X

Best practices, news, tips and tricks - learn about Oracle's R Technologies for Oracle Database and Big Data

Using SVD for Dimensionality Reduction

Mark Hornick
Senior Director, Data Science and Machine Learning

SVD, or Singular Value Decomposition, is one of several techniques that can be used to reduce the dimensionality, i.e., the number of columns, of a data set. Why would we want to reduce the number of dimensions? In predictive analytics, more columns normally means more time required to build models and score data. If some columns have no predictive value, this means wasted time, or worse, those columns contribute noise to the model and reduce model quality or predictive accuracy.
Dimensionality reduction can be achieved by simply dropping columns, for example, those that may show up as collinear with others or identified as not being particularly predictive of the target as determined by an attribute importance ranking technique. But it can also be achieved by deriving new columns based on linear combinations of the original columns. In both cases, the resulting transformed data set can be provided to machine learning algorithms to yield faster model build times, faster scoring times, and more accurate models.
While SVD can be used for dimensionality reduction, it is often used in digital signal processing for noise reduction, image compression, and other areas.
SVD is an algorithm that factors an m x n matrix, M, of real or complex values into three component matrices, where the factorization has the form USV*. U is an m x p matrix. S is a p x p diagonal matrix. V is an n x p matrix, with V* being the transpose of V, a p x n matrix, or the conjugate transpose if M contains complex values. The value p is called the rank. The diagonal entries of S are referred to as the singular values of M. The columns of U are typically called the left-singular vectors of M, and the columns of V are called the right-singular vectors of M.
Consider the following visual representation of these matrices:

One of the features of SVD is that given the decomposition of M into U, S, and V, one can reconstruct the original matrix M, or an approximation of it. The singular values in the diagonal matrix S can be used to understand the amount of variance explained by each of the singular vectors. In R, this can be achieved using the computation:

cumsum(S^2/sum(S^2))

When plotted, this provides a visual understanding of the variance captured by the model. The figure below indicates that the first singular vector accounts for 96.5% of the variance, the second with the first accounts for over 99.5%, and so on.

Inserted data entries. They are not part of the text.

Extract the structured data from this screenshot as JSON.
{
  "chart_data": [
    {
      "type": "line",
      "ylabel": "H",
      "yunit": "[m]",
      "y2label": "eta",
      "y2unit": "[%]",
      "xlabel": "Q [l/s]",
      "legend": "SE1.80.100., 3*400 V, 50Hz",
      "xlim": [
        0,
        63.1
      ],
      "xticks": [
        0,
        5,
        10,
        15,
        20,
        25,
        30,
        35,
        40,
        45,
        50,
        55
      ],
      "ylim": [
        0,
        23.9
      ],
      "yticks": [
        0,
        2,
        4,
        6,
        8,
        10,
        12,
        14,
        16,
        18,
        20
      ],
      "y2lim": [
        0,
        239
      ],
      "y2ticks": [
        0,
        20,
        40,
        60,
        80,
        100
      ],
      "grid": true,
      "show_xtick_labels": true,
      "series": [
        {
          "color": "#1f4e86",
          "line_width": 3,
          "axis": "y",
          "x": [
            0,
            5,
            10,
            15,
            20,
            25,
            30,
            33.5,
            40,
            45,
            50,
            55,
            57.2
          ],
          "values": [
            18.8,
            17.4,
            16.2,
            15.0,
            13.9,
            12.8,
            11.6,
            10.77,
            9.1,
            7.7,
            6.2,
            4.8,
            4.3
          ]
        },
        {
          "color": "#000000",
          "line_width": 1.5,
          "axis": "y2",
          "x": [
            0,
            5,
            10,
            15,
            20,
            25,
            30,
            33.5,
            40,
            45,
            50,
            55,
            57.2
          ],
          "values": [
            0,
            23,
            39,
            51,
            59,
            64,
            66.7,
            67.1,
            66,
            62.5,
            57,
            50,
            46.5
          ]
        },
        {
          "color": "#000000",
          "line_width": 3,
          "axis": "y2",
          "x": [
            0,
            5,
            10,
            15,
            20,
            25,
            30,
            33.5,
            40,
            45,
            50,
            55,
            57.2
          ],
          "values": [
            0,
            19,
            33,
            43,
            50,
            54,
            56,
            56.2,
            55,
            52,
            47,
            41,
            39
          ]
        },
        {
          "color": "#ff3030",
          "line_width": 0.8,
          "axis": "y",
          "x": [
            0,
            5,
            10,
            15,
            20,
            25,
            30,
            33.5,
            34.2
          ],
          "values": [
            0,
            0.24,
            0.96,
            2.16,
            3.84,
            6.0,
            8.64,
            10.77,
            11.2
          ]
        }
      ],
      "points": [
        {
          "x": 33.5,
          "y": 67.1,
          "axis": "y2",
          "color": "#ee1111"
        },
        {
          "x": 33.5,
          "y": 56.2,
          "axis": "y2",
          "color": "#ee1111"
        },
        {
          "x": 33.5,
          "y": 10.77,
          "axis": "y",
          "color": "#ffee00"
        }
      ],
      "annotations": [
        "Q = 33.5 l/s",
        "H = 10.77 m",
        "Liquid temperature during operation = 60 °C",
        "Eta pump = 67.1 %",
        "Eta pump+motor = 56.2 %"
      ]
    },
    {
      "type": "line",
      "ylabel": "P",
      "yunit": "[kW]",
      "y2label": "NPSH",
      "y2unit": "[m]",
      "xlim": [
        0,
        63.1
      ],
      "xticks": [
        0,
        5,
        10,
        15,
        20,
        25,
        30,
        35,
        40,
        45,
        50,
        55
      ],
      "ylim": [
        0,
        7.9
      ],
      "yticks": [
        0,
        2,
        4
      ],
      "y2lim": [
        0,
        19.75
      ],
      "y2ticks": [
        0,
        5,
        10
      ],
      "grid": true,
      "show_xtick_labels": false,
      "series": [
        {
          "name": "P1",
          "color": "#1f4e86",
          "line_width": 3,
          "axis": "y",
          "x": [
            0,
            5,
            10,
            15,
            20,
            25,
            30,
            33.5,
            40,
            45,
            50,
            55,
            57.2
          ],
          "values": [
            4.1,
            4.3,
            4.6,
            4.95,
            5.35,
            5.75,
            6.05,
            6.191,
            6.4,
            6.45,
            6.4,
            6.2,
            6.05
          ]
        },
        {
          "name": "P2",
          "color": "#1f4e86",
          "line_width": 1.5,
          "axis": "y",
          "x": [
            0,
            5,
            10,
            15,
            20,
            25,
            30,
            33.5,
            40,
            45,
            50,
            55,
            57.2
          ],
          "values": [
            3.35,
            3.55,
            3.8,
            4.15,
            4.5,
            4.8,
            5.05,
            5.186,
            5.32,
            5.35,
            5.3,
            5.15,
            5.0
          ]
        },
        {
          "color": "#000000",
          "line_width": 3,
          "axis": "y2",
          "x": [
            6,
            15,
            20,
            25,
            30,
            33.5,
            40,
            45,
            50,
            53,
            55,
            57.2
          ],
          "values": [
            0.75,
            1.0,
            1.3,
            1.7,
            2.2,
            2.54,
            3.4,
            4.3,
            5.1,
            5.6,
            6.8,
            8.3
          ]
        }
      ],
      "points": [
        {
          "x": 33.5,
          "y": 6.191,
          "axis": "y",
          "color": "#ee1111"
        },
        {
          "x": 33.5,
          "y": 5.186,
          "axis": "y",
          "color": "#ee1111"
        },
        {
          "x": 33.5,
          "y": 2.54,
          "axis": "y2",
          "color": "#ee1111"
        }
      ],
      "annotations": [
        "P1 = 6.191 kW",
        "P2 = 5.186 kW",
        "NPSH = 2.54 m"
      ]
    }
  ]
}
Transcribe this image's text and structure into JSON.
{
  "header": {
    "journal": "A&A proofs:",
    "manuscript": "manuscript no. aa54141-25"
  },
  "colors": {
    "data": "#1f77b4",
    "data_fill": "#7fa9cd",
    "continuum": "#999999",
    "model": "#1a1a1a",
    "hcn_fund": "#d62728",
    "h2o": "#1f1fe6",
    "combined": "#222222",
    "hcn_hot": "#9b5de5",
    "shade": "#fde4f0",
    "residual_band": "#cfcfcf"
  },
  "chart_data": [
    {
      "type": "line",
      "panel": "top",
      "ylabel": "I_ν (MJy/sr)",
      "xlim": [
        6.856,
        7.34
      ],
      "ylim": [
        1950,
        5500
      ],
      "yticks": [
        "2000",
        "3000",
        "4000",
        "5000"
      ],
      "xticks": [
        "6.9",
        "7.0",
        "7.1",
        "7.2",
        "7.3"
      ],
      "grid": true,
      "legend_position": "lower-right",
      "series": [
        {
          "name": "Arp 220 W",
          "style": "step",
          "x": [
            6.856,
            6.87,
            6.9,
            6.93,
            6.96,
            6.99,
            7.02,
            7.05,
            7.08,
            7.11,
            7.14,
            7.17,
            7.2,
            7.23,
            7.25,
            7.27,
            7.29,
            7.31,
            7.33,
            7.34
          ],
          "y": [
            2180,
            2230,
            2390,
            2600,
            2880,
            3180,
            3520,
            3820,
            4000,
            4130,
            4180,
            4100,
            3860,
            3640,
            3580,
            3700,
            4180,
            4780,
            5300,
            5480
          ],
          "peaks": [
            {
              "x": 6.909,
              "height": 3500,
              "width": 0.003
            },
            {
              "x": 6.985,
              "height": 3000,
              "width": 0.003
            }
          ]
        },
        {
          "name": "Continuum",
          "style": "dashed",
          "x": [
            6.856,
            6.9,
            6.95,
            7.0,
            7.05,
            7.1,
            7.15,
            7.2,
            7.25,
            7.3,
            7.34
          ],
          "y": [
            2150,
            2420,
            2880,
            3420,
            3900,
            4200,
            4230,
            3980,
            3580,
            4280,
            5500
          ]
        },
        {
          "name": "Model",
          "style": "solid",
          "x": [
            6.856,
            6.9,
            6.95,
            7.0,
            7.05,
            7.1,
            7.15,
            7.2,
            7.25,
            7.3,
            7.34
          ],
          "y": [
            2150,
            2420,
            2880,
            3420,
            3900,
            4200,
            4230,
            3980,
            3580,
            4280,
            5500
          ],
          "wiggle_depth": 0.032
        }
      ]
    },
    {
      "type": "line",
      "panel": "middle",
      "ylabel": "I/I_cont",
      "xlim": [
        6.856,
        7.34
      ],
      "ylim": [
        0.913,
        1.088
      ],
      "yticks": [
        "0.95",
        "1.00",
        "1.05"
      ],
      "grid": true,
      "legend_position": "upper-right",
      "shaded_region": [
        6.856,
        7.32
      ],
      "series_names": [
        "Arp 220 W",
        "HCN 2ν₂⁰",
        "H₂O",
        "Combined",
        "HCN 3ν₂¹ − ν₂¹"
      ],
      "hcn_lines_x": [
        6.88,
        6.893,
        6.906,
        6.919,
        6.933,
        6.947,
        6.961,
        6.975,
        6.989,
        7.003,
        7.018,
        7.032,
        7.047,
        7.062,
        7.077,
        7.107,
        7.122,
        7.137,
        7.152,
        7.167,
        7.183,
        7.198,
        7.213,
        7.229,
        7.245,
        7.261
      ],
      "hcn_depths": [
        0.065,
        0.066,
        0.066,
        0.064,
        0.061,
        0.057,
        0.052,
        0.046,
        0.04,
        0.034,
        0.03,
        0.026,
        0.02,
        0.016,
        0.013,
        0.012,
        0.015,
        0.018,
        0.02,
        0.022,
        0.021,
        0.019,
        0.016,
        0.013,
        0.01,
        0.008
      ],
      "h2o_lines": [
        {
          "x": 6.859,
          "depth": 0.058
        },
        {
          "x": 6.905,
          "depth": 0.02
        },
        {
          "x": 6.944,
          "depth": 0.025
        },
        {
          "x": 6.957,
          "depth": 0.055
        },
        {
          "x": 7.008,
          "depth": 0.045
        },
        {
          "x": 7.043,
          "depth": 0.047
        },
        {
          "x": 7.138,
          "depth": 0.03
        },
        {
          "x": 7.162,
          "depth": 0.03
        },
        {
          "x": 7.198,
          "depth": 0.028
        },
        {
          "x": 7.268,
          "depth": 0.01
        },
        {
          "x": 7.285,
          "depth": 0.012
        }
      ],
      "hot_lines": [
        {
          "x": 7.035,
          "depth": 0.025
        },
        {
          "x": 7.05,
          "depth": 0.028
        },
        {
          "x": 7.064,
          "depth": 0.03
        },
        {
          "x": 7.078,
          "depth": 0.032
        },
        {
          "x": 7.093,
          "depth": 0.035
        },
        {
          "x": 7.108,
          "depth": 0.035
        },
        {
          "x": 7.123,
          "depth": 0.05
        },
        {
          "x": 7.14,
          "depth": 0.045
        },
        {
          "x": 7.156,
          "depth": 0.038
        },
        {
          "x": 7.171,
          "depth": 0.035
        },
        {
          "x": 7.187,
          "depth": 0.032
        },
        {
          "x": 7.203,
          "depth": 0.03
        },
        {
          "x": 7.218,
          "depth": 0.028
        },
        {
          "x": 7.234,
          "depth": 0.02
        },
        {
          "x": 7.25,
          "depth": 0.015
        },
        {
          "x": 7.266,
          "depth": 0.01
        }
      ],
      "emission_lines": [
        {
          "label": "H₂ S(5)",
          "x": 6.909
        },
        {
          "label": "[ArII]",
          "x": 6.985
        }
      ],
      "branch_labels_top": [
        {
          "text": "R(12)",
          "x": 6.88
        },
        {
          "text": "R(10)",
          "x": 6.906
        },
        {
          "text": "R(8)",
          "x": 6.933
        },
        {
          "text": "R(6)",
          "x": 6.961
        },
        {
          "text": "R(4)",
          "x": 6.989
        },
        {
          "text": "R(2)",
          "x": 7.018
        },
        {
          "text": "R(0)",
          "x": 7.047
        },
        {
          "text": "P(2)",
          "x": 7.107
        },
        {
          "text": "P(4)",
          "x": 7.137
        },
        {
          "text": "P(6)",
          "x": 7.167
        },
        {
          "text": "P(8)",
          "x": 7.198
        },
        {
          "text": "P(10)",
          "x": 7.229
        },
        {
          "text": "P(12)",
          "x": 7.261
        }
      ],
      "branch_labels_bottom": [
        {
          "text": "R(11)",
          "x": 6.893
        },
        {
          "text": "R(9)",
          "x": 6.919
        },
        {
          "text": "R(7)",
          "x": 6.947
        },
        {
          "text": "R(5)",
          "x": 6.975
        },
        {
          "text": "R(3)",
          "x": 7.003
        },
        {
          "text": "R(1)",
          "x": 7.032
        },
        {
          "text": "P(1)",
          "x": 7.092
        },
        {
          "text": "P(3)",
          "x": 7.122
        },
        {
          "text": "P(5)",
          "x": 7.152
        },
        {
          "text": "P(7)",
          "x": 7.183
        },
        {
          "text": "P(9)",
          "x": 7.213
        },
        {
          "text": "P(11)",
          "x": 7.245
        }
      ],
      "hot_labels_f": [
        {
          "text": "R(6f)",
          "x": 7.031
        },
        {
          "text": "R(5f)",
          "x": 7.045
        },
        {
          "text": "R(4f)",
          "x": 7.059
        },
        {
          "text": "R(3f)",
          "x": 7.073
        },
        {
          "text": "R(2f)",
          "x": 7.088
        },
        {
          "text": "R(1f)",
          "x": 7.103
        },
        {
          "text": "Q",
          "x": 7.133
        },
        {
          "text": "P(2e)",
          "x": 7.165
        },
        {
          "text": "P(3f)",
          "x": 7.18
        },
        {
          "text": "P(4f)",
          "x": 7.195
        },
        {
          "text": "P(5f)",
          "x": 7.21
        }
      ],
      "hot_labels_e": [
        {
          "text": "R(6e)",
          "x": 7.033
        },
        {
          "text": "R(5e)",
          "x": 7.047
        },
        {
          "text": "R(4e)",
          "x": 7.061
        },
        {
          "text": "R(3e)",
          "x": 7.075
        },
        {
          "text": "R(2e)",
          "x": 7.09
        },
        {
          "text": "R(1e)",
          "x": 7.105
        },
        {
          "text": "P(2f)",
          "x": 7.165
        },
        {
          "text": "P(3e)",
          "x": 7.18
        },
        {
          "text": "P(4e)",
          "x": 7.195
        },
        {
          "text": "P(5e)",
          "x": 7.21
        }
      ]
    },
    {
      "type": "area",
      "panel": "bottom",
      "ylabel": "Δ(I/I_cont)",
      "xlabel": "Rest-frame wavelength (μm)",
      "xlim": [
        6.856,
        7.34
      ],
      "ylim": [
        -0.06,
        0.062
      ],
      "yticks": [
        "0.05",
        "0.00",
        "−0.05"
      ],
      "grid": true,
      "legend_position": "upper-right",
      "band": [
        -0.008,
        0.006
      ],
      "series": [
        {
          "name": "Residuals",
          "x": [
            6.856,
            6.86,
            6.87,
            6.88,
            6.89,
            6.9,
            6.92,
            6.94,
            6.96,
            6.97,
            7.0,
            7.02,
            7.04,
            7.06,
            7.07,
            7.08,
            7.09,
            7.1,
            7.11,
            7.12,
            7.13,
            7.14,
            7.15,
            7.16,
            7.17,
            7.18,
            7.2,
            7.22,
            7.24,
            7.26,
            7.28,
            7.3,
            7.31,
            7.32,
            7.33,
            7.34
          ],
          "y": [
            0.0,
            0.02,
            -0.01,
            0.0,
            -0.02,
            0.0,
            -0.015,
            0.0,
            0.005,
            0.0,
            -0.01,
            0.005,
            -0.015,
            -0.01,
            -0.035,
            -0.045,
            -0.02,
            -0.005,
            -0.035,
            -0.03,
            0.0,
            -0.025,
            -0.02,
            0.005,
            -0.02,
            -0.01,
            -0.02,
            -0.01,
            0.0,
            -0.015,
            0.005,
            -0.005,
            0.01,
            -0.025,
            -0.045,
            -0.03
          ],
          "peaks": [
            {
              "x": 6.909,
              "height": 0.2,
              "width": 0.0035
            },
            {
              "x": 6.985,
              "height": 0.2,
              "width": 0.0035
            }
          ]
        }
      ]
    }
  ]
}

As such, we can use this information to limit the number of vectors to the amount of variance we wish to capture. Reducing the number of vectors can help eliminate noise in the original data set when that data set is reconstructed using the subcomponents of U, S, and V.
ORE’s parallel, distributed SVD
With Oracle R Enterprise’s parallel distributed implementation of R’s svd function, only the S and V components are returned. More specifically, the diagonal singular values are returned of S as the vector d. If we store the result of invoking svd on matrix dat in svd.mod, U can be derived from these using M as follows:

svd.mod <- svd(dat)
U <- dat %*% svd.mod$v %*% diag(1./svd.mod$d)

So, how do we achieve dimensionality reduction using SVD? We can use the first k columns of V and S and achieve U’ with fewer columns.

U.reduced <-dat %*% svd.mod$v[,1:k,drop=FALSE] %*% diag((svd.mod$d)[1:k,drop=FALSE])

This reduced U can now be used as a proxy for matrix dat with fewer columns.
The function dimReduce introduced below accepts a matrix x, the number of columns desired k, and a request for any supplemental columns to return with the transformed matrix.

dimReduce <- function(x, k=floor(ncol(x)/2), supplemental.cols=NULL) {
colIdxs <- which(colnames(x) %in% supplemental.cols)
colNames <- names(x[,-colIdxs])
sol <- svd(x[,-colIdxs])
sol.U <- as.matrix(x[,-colIdxs]) %*% (sol$v)[,1:k,drop=FALSE] %*%
diag((sol$d)[1:k,drop=FALSE])
sol.U = sol.U@data
res <- cbind(sol.U,x[,colIdxs,drop=FALSE])
names(res) <- c(names(sol.U@data),names(x[,colIdxs]))
res
}

We will now use this function to reduce the iris data set.
To prepare the iris data set, we first add a unique identifier, create the database table IRIS2 in the database, and then assign row names to enable row indexing. We could also make ID the primary key using ore.exec with the ALTER TABLE statement. Refreshing the ore.frame proxy object using ore.sync reflects the change in primary key.

dat <- iris
dat$ID <- seq_len(nrow(dat))
ore.drop("IRIS2")
ore.create(dat,table="IRIS2")
row.names(IRIS2) <- IRIS2$ID
# ore.exec("alter table IRIS2 add constraint IRIS2 primary key (\"ID\")")
# ore.sync(table = "IRIS2", use.keys = TRUE)
IRIS2[1:5,]

Using the function defined above, dimReduce, we produce IRIS2.reduced with supplemental columns of ID and Species. This allows us to easily generate a confusion matrix later. You will find that IRIS2.reduced has 4 columns.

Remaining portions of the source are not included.